In response to rising concerns about mental health, counseling directors at North East and Northside ISDs said they are expanding ways to help local students meet their mental health needs.

On June 27, the San Antonio Department of Human Services released a spring survey of local 12- to 19-year-olds. According to the survey, out of 846 respondents, 37% of youths reported an inability to perform daily tasks, and 49% said they feel helpless, hopeless, numb or like nothing matters.

Most respondents attributed their increasing anxiety and depression to the pandemic’s effects as well as dealing with school and adolescence, including academic rigors, bullying or troubles at home. Also, about half of respondents reported a lack of awareness of resources in their school or community.
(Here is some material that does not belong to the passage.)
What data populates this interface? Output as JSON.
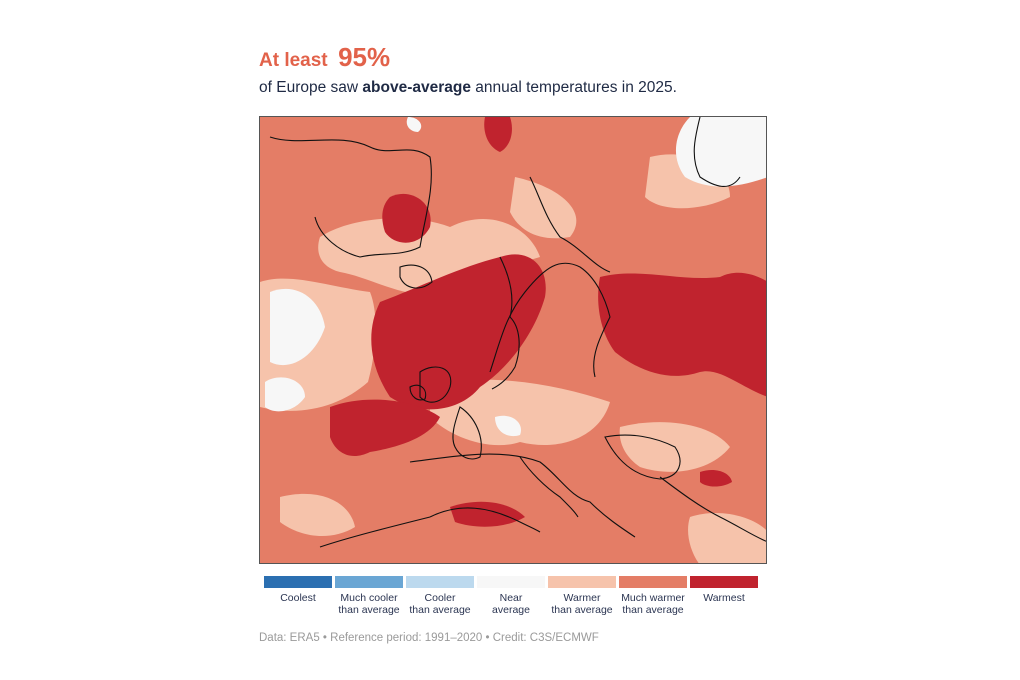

Julia Doski, survey co-creator and member of the San Antonio Youth Commission, said the responses reflect a cry for help by local youths.

Northside ISD services



NISD Counseling Director Mary Libby said the district employs 311 counselors, who in recent years have served as many as 100,000 students.
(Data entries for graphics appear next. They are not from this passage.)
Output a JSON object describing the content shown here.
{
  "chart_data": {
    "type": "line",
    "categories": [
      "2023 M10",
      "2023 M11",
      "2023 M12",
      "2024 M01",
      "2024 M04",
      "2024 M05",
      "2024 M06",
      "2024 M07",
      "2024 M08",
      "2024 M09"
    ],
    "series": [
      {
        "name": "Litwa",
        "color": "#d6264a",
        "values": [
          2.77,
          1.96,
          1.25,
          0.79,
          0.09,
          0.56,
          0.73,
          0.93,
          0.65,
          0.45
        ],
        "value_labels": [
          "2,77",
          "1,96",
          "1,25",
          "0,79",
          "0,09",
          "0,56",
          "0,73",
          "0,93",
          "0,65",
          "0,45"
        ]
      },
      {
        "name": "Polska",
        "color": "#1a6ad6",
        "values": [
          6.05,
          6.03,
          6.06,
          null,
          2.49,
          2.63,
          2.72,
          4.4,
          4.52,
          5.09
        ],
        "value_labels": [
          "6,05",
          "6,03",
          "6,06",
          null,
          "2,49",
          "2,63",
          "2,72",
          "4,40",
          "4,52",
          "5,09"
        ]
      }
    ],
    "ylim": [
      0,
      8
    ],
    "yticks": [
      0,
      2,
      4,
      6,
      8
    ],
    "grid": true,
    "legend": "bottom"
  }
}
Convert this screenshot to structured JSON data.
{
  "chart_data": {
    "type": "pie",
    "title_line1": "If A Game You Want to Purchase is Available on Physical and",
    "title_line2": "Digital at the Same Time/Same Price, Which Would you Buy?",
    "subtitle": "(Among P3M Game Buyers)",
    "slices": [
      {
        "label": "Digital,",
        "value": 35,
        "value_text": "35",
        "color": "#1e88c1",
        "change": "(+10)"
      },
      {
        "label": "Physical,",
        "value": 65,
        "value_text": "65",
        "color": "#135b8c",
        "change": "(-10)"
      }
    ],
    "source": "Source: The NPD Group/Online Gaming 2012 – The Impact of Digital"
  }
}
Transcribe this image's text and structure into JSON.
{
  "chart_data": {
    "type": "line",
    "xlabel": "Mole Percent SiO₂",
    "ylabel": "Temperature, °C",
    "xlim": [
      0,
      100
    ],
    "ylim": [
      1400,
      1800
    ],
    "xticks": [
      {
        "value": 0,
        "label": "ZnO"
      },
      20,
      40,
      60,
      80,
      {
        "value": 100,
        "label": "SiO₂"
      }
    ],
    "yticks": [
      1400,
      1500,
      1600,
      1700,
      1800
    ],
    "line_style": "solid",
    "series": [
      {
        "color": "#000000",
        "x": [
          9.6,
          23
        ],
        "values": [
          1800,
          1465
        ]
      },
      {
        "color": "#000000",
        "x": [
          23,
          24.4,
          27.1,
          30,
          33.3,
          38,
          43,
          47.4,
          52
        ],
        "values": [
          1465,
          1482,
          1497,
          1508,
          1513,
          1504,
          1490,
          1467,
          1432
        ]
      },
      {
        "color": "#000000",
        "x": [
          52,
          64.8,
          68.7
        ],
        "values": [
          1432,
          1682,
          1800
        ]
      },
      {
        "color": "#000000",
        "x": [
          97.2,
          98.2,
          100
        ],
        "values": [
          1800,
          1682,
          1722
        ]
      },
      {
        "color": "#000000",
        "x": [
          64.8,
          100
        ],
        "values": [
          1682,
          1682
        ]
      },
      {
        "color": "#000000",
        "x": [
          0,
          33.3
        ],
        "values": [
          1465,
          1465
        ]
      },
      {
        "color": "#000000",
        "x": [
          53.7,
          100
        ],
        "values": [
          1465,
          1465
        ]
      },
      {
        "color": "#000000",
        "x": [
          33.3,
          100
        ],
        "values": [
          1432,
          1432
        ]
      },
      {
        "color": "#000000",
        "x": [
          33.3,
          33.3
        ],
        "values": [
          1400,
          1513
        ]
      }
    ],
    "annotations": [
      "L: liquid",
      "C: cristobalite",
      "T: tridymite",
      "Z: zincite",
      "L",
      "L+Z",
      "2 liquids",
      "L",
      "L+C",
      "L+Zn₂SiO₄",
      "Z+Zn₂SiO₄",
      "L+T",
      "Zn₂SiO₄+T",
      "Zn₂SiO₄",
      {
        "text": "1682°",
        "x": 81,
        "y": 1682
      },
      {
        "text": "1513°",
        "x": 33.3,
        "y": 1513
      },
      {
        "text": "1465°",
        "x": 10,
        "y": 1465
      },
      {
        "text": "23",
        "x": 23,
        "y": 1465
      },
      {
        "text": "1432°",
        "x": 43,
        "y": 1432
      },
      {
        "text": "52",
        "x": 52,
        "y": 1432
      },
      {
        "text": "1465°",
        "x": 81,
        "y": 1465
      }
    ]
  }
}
Libby said NISD counselors visit every classroom at all levels, which familiarizes students with counselors.

NISD is now welcoming a new Communities In Schools program that allows a counselor to work with a parent or guardian to refer an at-risk student, if needed, Libby said.

“That becomes the next level of care,” Libby said.


North East ISD support

According to NEISD Guidance Director Rose Garcia, the district employs nearly 200 counselors who serve nearly 60,000 students.
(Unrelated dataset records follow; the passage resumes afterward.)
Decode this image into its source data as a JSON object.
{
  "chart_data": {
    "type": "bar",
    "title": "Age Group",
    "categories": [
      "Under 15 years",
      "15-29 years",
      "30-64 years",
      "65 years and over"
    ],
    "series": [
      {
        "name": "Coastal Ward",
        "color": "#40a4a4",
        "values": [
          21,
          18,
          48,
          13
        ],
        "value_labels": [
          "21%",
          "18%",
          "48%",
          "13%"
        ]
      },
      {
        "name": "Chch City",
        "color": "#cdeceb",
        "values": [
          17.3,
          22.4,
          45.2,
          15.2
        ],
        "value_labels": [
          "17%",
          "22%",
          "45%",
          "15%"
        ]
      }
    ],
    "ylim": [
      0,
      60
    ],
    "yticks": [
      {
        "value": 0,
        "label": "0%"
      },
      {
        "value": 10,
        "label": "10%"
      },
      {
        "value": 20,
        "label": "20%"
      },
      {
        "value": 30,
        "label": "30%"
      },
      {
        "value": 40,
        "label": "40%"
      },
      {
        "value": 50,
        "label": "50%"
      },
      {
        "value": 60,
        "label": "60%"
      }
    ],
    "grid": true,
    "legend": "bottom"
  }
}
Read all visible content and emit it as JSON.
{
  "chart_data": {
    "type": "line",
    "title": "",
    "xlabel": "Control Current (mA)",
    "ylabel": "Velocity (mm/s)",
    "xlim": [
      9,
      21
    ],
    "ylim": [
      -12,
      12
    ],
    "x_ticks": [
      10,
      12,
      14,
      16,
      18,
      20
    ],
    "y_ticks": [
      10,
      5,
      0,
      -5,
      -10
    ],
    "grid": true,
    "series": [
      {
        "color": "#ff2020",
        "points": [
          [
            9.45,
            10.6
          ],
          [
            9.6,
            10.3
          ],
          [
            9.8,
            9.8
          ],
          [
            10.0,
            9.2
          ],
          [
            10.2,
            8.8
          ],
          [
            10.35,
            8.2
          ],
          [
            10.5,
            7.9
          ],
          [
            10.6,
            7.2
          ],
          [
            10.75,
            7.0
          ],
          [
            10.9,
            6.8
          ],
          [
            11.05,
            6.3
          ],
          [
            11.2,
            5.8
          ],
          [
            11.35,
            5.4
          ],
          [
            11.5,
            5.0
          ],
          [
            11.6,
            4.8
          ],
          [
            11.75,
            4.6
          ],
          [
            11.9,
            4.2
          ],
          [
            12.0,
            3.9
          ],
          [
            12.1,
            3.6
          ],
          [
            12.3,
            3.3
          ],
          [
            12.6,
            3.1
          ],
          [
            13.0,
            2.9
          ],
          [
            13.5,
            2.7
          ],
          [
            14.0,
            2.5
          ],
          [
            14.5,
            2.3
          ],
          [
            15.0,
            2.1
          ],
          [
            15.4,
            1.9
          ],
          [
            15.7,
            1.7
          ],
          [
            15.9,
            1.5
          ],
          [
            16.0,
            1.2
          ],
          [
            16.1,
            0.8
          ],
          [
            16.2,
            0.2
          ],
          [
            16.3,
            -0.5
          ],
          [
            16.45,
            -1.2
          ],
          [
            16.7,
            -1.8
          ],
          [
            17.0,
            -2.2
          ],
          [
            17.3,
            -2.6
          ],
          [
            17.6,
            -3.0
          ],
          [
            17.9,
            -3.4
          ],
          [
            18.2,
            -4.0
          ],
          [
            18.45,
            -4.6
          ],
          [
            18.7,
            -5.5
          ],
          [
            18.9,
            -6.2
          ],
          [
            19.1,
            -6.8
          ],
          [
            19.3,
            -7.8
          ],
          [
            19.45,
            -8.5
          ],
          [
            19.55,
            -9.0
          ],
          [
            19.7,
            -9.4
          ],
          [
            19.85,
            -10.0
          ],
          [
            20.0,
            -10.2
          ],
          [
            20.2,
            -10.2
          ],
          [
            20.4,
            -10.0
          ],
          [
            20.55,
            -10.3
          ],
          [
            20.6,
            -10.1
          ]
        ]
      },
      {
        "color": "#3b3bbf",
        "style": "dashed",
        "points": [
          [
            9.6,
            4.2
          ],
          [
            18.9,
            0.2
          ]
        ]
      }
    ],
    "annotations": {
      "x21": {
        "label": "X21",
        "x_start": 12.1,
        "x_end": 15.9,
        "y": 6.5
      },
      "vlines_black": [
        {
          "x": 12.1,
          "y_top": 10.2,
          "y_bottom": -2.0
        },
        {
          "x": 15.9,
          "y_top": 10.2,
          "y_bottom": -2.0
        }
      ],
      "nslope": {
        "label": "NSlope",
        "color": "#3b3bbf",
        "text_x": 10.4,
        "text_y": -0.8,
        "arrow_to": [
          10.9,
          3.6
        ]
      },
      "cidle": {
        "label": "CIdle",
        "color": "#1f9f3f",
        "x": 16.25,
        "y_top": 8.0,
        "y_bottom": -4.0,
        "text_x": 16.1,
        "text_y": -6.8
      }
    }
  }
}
Garcia said she and the district’s counselors are seeing more students wrestling with more problems than those faced by youths in previous generations.

"We are definitely there to help students mentally and emotionally. Mental health is at the forefront with what’s going on with the pandemic,” she said.


Like their NISD counterparts, NEISD counselors check on students inside classrooms and offer additional individual or group counseling for students identified as struggling to form and maintain healthy relationships or coping with some other personal challenge.

Garcia said teachers, parents, guardians and administrators may refer a student to extra counseling, if needed, if they notice a child being withdrawn or reacting in a certain negative way.

“We’re not doing therapy in schools, but like in group counseling, we bring together students who are experiencing the same thing and [assure them] that they’re not going through the same things alone,” she said.